From July 2020 to July 2022, the state’s unemployment rate dropped by 76.3%, the report’s authors noted. Only Minnesota, with its 1.8% unemployment rate in July, fared better.

Earlier this month, WalletHub also gave New Hampshire a second place ranking among states where unemployment claims have been declining the fastest, with only two claims filed for every 100,000 workers in the state’s labor force.

In July, the number of seasonally adjusted nonfarm employment jobs in New Hampshire was 682,300, which is 1,000 more jobs than in June, and 13,100 more jobs than the same month last year, the New Hampshire Employment Security reports. A majority of those jobs were in private industries.
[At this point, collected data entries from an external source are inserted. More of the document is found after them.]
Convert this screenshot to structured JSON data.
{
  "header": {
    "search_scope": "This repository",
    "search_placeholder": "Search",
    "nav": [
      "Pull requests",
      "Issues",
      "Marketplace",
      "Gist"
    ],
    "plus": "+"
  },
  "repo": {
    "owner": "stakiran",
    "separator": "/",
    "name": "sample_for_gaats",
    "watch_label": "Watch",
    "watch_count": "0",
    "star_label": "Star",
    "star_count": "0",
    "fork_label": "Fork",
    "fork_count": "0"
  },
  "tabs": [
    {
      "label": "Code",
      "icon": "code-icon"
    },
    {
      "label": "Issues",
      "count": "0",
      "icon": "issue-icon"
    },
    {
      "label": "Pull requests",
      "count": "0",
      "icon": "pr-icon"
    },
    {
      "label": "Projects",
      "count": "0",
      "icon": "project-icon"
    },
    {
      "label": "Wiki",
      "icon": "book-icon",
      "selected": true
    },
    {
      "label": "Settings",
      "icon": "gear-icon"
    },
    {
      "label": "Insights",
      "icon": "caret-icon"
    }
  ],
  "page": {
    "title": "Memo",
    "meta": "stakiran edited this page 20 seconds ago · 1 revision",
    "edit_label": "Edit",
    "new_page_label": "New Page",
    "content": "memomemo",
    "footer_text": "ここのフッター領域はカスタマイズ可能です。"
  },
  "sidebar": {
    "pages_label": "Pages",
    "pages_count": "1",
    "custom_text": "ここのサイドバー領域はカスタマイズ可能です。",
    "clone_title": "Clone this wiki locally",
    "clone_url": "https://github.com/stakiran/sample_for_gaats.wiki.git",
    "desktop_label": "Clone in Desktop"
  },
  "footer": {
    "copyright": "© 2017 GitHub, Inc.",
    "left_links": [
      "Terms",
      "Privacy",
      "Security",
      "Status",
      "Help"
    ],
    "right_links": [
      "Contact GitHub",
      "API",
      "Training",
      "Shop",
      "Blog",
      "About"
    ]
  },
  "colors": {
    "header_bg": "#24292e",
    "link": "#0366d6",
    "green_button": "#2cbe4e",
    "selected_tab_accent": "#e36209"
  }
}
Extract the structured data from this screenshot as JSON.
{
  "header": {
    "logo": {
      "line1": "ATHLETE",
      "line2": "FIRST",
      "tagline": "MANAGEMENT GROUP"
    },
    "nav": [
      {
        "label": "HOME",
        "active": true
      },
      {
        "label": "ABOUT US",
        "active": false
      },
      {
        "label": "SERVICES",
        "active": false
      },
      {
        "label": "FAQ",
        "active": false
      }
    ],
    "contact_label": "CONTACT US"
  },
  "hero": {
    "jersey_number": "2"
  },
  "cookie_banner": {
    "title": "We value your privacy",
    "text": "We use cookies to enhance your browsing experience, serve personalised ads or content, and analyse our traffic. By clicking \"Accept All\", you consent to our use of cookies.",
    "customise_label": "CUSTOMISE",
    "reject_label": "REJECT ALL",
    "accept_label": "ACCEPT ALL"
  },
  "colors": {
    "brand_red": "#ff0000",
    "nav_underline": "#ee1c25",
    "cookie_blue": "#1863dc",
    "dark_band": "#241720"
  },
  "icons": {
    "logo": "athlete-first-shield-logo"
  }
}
Meanwhile, the number of unemployed decreased by 570 over the month to 14,970, the agency reported, which is 11,390 fewer jobless claimants than in July 2021.

New Hampshire has distributed nearly $2 billion in federal and state unemployment benefits to workers since March 2020, when the COVID-19 pandemic began.

But it was also one of the first states to pull out of the federal pandemic unemployment programs, cutting off sidelined workers from the additional benefits before they expired.

WalletHub noted that the analysis of the recovery of states’ unemployment rates is important with the potential for another economic recession looming.

“We have come a long way from the nearly historic high of 14.7% in April 2020, due to a combination of vaccinations and states removing restrictions,” the report’s authors wrote. “However, inflation and the potential of a recession threaten to push the unemployment rate higher again if Federal Reserve rate increases are not able to stave them off.”